Support for Special Needs Family Members

Thorough special needs Estate Planning is essential in providing financial support and resources for the lifetime of special needs family members

A ‘Special needs dependant’ is usually associated with a disabled child but in reality this field is much broader. Special needs’ dependants can also include members of the senior community living under their family’s care. Although the special needs of the elderly may differ from that of a disabled child, their ongoing care must still be considered in case you were to pass away before them. Thorough provisions should be made for any special needs dependent under your care, in order to secure the continuation of their financial and personal security.

The disabilities that exist in the category of special needs children are varied, ranging from Autism and Down Syndrome to mental illnesses and developmental delays.

Although this category is widespread, special needs Estate Planning is still unfamiliar territory to many Australians. Most parents anticipate that their special needs children won’t ever become financially independent, yet they haven’t begun setting future financial provisions aside.

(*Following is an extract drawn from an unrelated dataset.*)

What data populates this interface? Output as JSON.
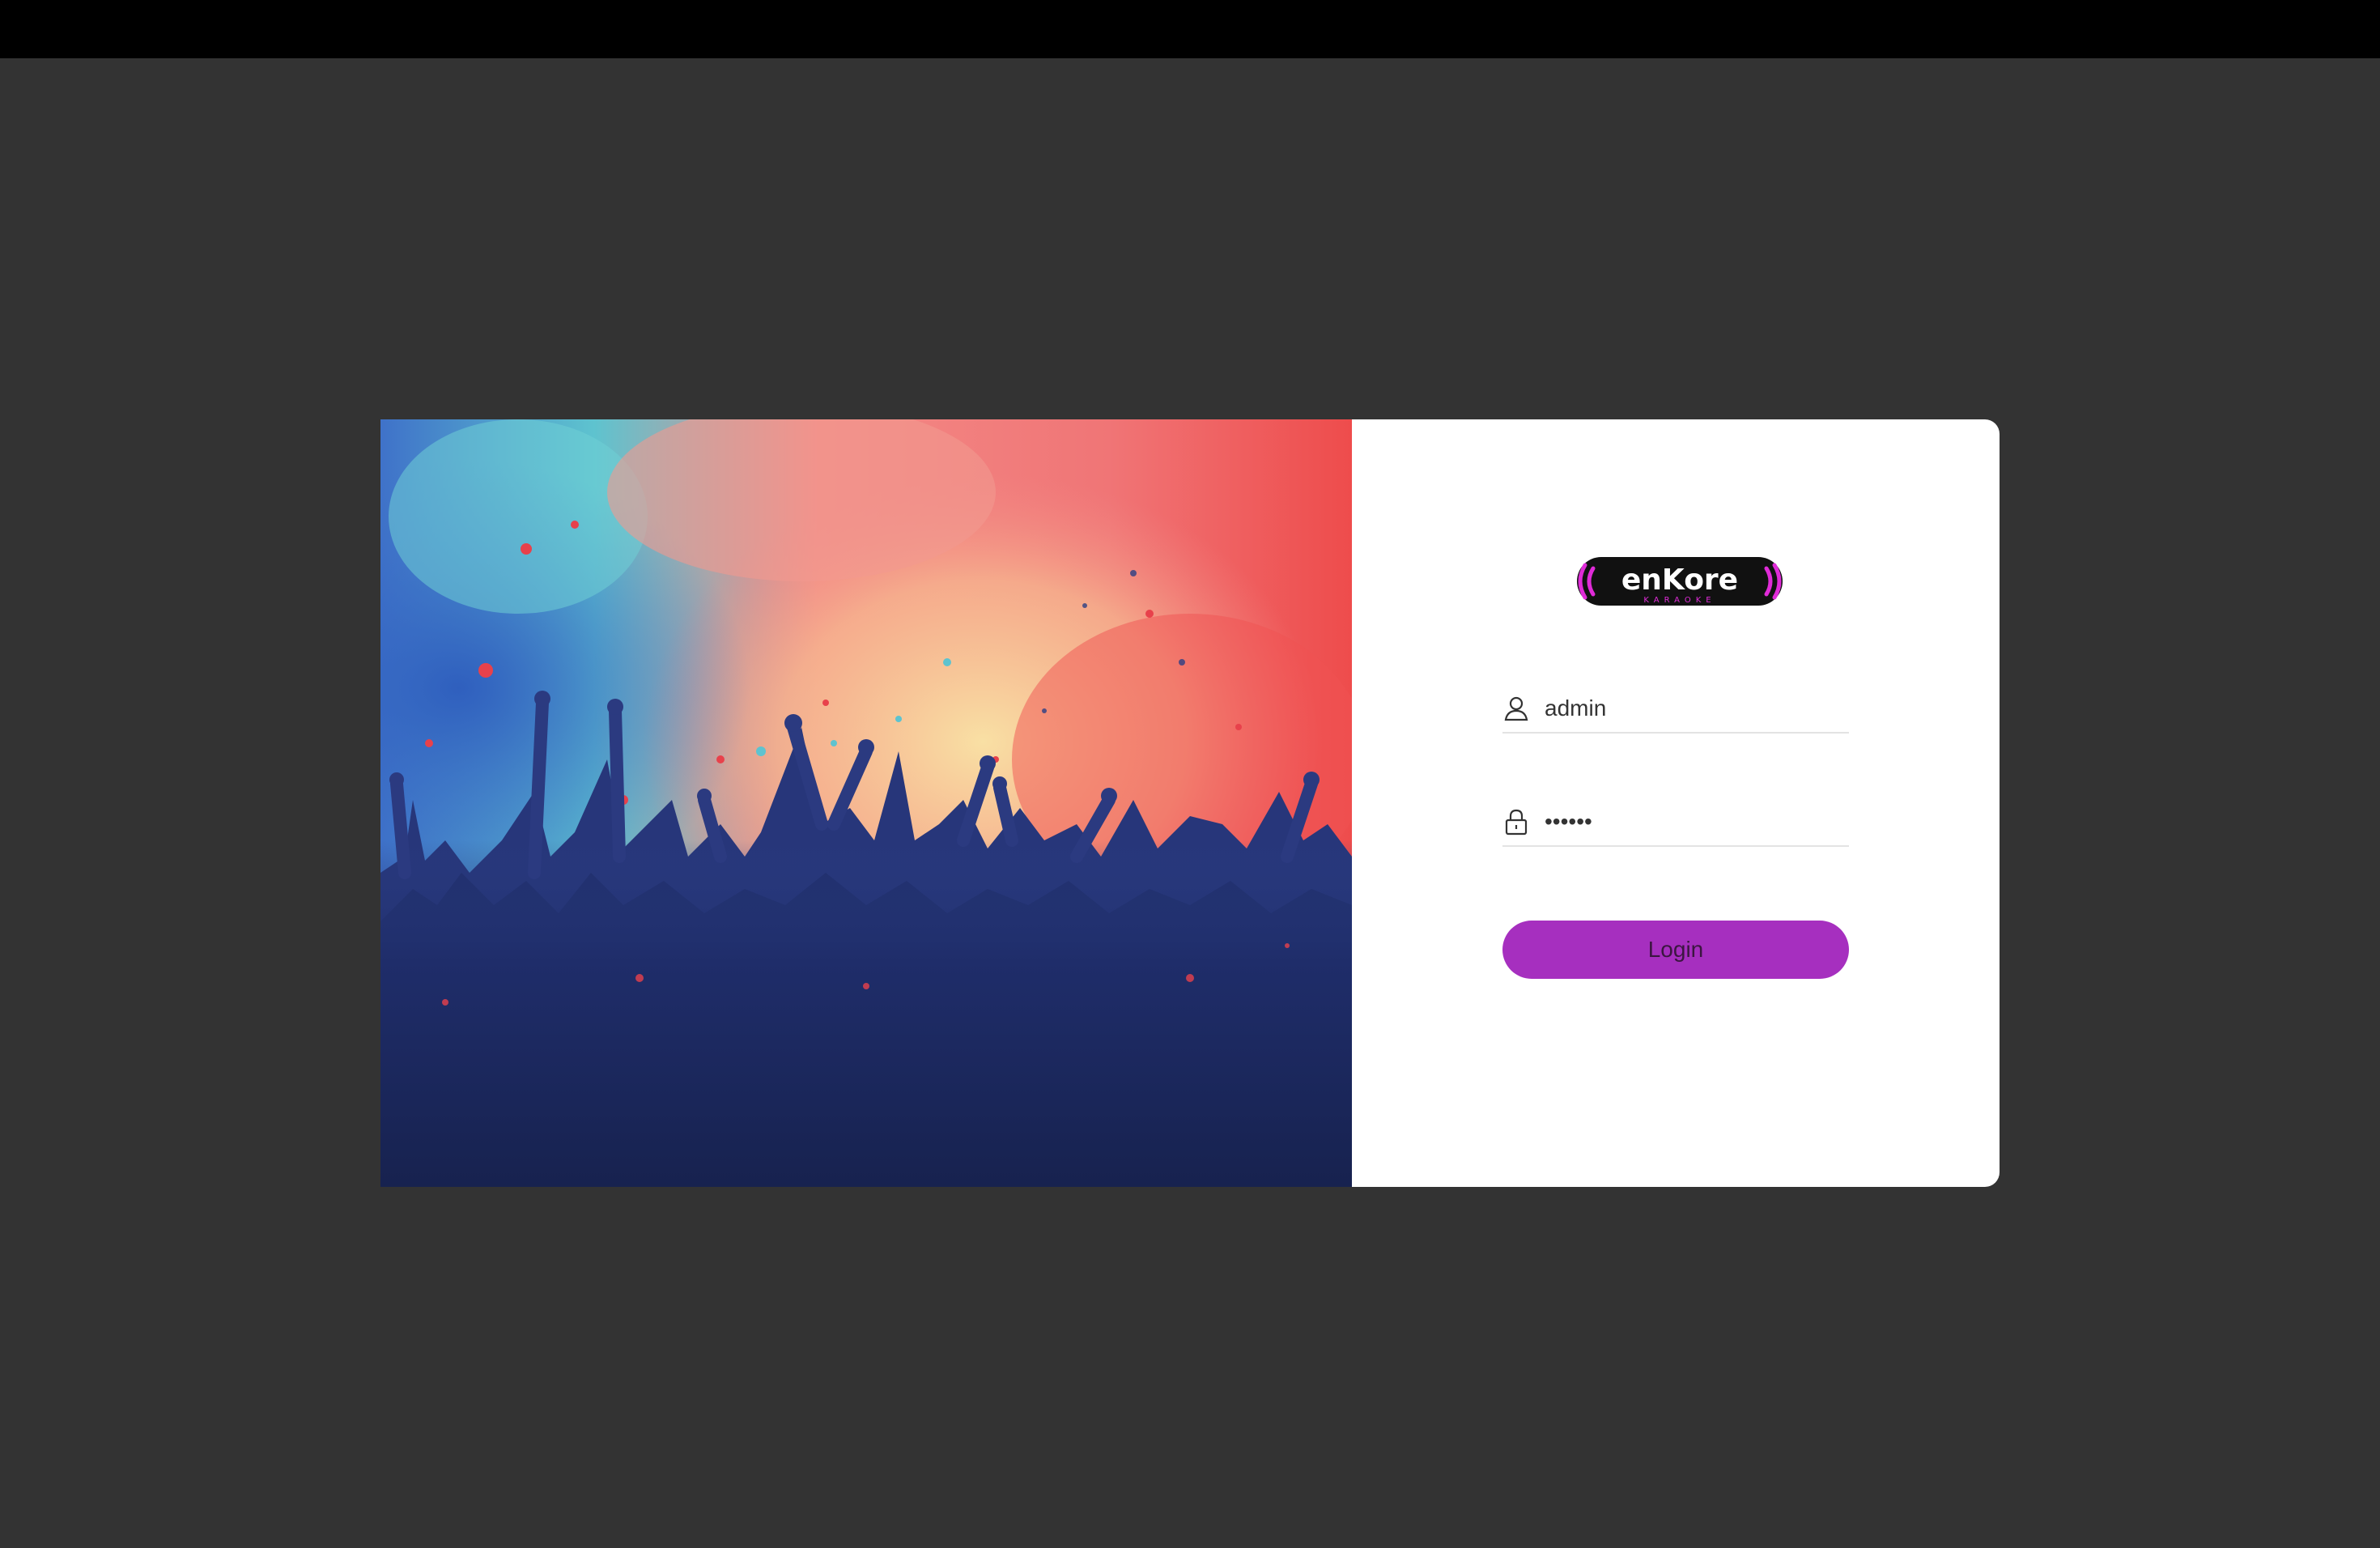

Caring for children with special needs is financially and emotionally demanding. There is often a great pressure on families just to pay the bills and get through each day. These challenges, combined with the fact that special needs Estate Planning is complex and diverse, puts off most parents from setting aside money for their special needs children – an unintentional but dangerous mistake. By assessing your situation and seeking help now, you can ensure that the future of your child will be safe and secure.

Although unpleasant, it’s important to consider all the aspects that will contribute towards your child’s special needs care if you were no longer around. Estate Planning Solutions recommends considering each of the following options when planning for special needs children:

Letter of Intent

As parents are often the best representation of their children’s personalities and preferences, a Letter of Intent is an ideal way to explain the unique aspects of your child, their diagnosis, their level of functioning, and any goals you have for their future.

Guardianship

Even when a child with special needs turns eighteen, the parents are no longer considered his or her legal guardians. That means in order to make any legal, personal or medical decisions for the adult special needs son or daughter, parents must apply for legal guardianship. When establishing guardianship it’s also extremely important to name appropriate successors who are willing to serve as legal guardians in case you can no longer care for your child.

Special Needs Trust

Setting up a special needs’ trust is an effective way to financially safeguard the future of your child. A special needs trust can be funded with savings, life insurance policies, investments or gifts. Anyone with high-value assets can be disqualified from government benefits, so it’s crucial that care is taken to not name a special needs child as a beneficiary in a will or life insurance policy. With a special needs trust, the wealth isn’t considered an asset of the special needs person, therefore assuring that person’s eligibility for government benefits.

Naming a Trustee

Naming a responsible trustee or co-trustees will help ensure that the trust is well protected and any funds that are paid out have been thoroughly considered. Alternatively, an attorney or bank can serve as a trustee, but for a fee that is usually a percentage of the trust’s assets.

Many Australian families face the ongoing challenges of caring and planning for someone with special needs. These families must have a comprehensive plan if they wish to continue the quality of their loved one’s care when they are no longer around. Special needs trusts are very complex, and laws on government benefits vary by area, so it’s vital to request the legal advice of a qualified specialist when planning any future provisions.